Power_divergenceResult(statistic=8.306179519542717, pvalue=0.01571578339595159)

### your answer here
- The p-value is 1.5% so at a 5% significance level we reject the null hypothesis that the level of defects is 5% and accept that it may be lower.
- If the significance level is 1% however we cannot assume it's lower.

## Question 5
A researcher gathers information about the patterns of physical activity (AF) of children in the fifth grade of primary school of a public school.

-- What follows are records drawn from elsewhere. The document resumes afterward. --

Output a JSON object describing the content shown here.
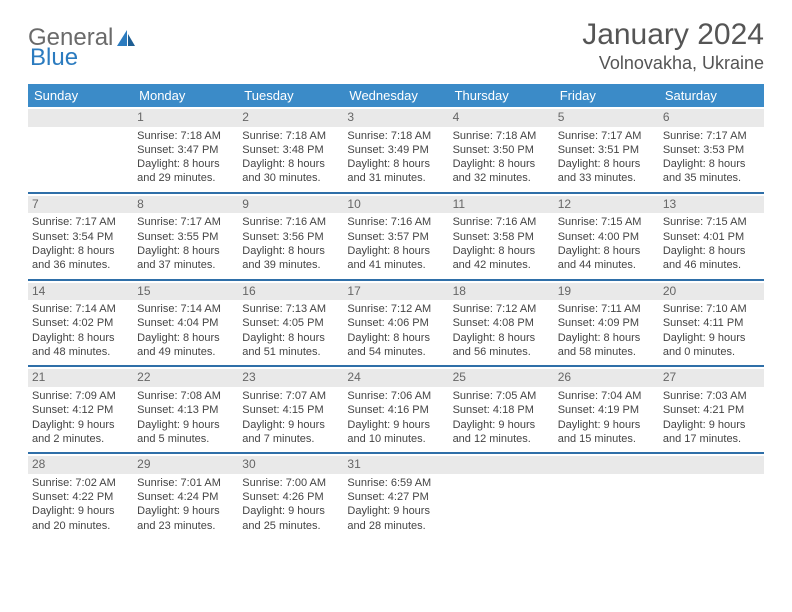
{
  "brand": {
    "word1": "General",
    "word2": "Blue"
  },
  "title": "January 2024",
  "location": "Volnovakha, Ukraine",
  "day_headers": [
    "Sunday",
    "Monday",
    "Tuesday",
    "Wednesday",
    "Thursday",
    "Friday",
    "Saturday"
  ],
  "colors": {
    "header_bg": "#3b8bc8",
    "header_text": "#ffffff",
    "daynum_bg": "#e9e9e9",
    "separator": "#2f6fa8",
    "logo_gray": "#6a6a6a",
    "logo_blue": "#2b7bbf"
  },
  "weeks": [
    [
      null,
      {
        "n": "1",
        "sr": "Sunrise: 7:18 AM",
        "ss": "Sunset: 3:47 PM",
        "d1": "Daylight: 8 hours",
        "d2": "and 29 minutes."
      },
      {
        "n": "2",
        "sr": "Sunrise: 7:18 AM",
        "ss": "Sunset: 3:48 PM",
        "d1": "Daylight: 8 hours",
        "d2": "and 30 minutes."
      },
      {
        "n": "3",
        "sr": "Sunrise: 7:18 AM",
        "ss": "Sunset: 3:49 PM",
        "d1": "Daylight: 8 hours",
        "d2": "and 31 minutes."
      },
      {
        "n": "4",
        "sr": "Sunrise: 7:18 AM",
        "ss": "Sunset: 3:50 PM",
        "d1": "Daylight: 8 hours",
        "d2": "and 32 minutes."
      },
      {
        "n": "5",
        "sr": "Sunrise: 7:17 AM",
        "ss": "Sunset: 3:51 PM",
        "d1": "Daylight: 8 hours",
        "d2": "and 33 minutes."
      },
      {
        "n": "6",
        "sr": "Sunrise: 7:17 AM",
        "ss": "Sunset: 3:53 PM",
        "d1": "Daylight: 8 hours",
        "d2": "and 35 minutes."
      }
    ],
    [
      {
        "n": "7",
        "sr": "Sunrise: 7:17 AM",
        "ss": "Sunset: 3:54 PM",
        "d1": "Daylight: 8 hours",
        "d2": "and 36 minutes."
      },
      {
        "n": "8",
        "sr": "Sunrise: 7:17 AM",
        "ss": "Sunset: 3:55 PM",
        "d1": "Daylight: 8 hours",
        "d2": "and 37 minutes."
      },
      {
        "n": "9",
        "sr": "Sunrise: 7:16 AM",
        "ss": "Sunset: 3:56 PM",
        "d1": "Daylight: 8 hours",
        "d2": "and 39 minutes."
      },
      {
        "n": "10",
        "sr": "Sunrise: 7:16 AM",
        "ss": "Sunset: 3:57 PM",
        "d1": "Daylight: 8 hours",
        "d2": "and 41 minutes."
      },
      {
        "n": "11",
        "sr": "Sunrise: 7:16 AM",
        "ss": "Sunset: 3:58 PM",
        "d1": "Daylight: 8 hours",
        "d2": "and 42 minutes."
      },
      {
        "n": "12",
        "sr": "Sunrise: 7:15 AM",
        "ss": "Sunset: 4:00 PM",
        "d1": "Daylight: 8 hours",
        "d2": "and 44 minutes."
      },
      {
        "n": "13",
        "sr": "Sunrise: 7:15 AM",
        "ss": "Sunset: 4:01 PM",
        "d1": "Daylight: 8 hours",
        "d2": "and 46 minutes."
      }
    ],
    [
      {
        "n": "14",
        "sr": "Sunrise: 7:14 AM",
        "ss": "Sunset: 4:02 PM",
        "d1": "Daylight: 8 hours",
        "d2": "and 48 minutes."
      },
      {
        "n": "15",
        "sr": "Sunrise: 7:14 AM",
        "ss": "Sunset: 4:04 PM",
        "d1": "Daylight: 8 hours",
        "d2": "and 49 minutes."
      },
      {
        "n": "16",
        "sr": "Sunrise: 7:13 AM",
        "ss": "Sunset: 4:05 PM",
        "d1": "Daylight: 8 hours",
        "d2": "and 51 minutes."
      },
      {
        "n": "17",
        "sr": "Sunrise: 7:12 AM",
        "ss": "Sunset: 4:06 PM",
        "d1": "Daylight: 8 hours",
        "d2": "and 54 minutes."
      },
      {
        "n": "18",
        "sr": "Sunrise: 7:12 AM",
        "ss": "Sunset: 4:08 PM",
        "d1": "Daylight: 8 hours",
        "d2": "and 56 minutes."
      },
      {
        "n": "19",
        "sr": "Sunrise: 7:11 AM",
        "ss": "Sunset: 4:09 PM",
        "d1": "Daylight: 8 hours",
        "d2": "and 58 minutes."
      },
      {
        "n": "20",
        "sr": "Sunrise: 7:10 AM",
        "ss": "Sunset: 4:11 PM",
        "d1": "Daylight: 9 hours",
        "d2": "and 0 minutes."
      }
    ],
    [
      {
        "n": "21",
        "sr": "Sunrise: 7:09 AM",
        "ss": "Sunset: 4:12 PM",
        "d1": "Daylight: 9 hours",
        "d2": "and 2 minutes."
      },
      {
        "n": "22",
        "sr": "Sunrise: 7:08 AM",
        "ss": "Sunset: 4:13 PM",
        "d1": "Daylight: 9 hours",
        "d2": "and 5 minutes."
      },
      {
        "n": "23",
        "sr": "Sunrise: 7:07 AM",
        "ss": "Sunset: 4:15 PM",
        "d1": "Daylight: 9 hours",
        "d2": "and 7 minutes."
      },
      {
        "n": "24",
        "sr": "Sunrise: 7:06 AM",
        "ss": "Sunset: 4:16 PM",
        "d1": "Daylight: 9 hours",
        "d2": "and 10 minutes."
      },
      {
        "n": "25",
        "sr": "Sunrise: 7:05 AM",
        "ss": "Sunset: 4:18 PM",
        "d1": "Daylight: 9 hours",
        "d2": "and 12 minutes."
      },
      {
        "n": "26",
        "sr": "Sunrise: 7:04 AM",
        "ss": "Sunset: 4:19 PM",
        "d1": "Daylight: 9 hours",
        "d2": "and 15 minutes."
      },
      {
        "n": "27",
        "sr": "Sunrise: 7:03 AM",
        "ss": "Sunset: 4:21 PM",
        "d1": "Daylight: 9 hours",
        "d2": "and 17 minutes."
      }
    ],
    [
      {
        "n": "28",
        "sr": "Sunrise: 7:02 AM",
        "ss": "Sunset: 4:22 PM",
        "d1": "Daylight: 9 hours",
        "d2": "and 20 minutes."
      },
      {
        "n": "29",
        "sr": "Sunrise: 7:01 AM",
        "ss": "Sunset: 4:24 PM",
        "d1": "Daylight: 9 hours",
        "d2": "and 23 minutes."
      },
      {
        "n": "30",
        "sr": "Sunrise: 7:00 AM",
        "ss": "Sunset: 4:26 PM",
        "d1": "Daylight: 9 hours",
        "d2": "and 25 minutes."
      },
      {
        "n": "31",
        "sr": "Sunrise: 6:59 AM",
        "ss": "Sunset: 4:27 PM",
        "d1": "Daylight: 9 hours",
        "d2": "and 28 minutes."
      },
      null,
      null,
      null
    ]
  ]
}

He defines three categories of physical activity (1 = Low, 2 = Medium, 3 = High). He also inquires about the regular consumption of sugary drinks at school, and defines two categories (1 = consumed, 0 = not consumed). We would like to evaluate if there is an association between patterns of physical activity and the consumption of sugary drinks for the children of this school, at a level of 5% significance. The results are in the following table: 

![](table5.png)

In [9]:
#your answer here
import pandas as pd
import numpy as np
from scipy.stats import chi2_contingency

af = ['baja' , 'media', 'alta']
si = [32, 14, 6]
no = [12, 22, 9]

d = {'af': af, 'si': si, 'no': no}
ds = pd.DataFrame(d).set_index('af')

chi2_contingency(ds)[1]

0.004719280137040844

- The p-value is very small under 5% so we reject the null hypothesis that they are independant and can conclude that there is an association with the activity level and consumption of sugary drinks.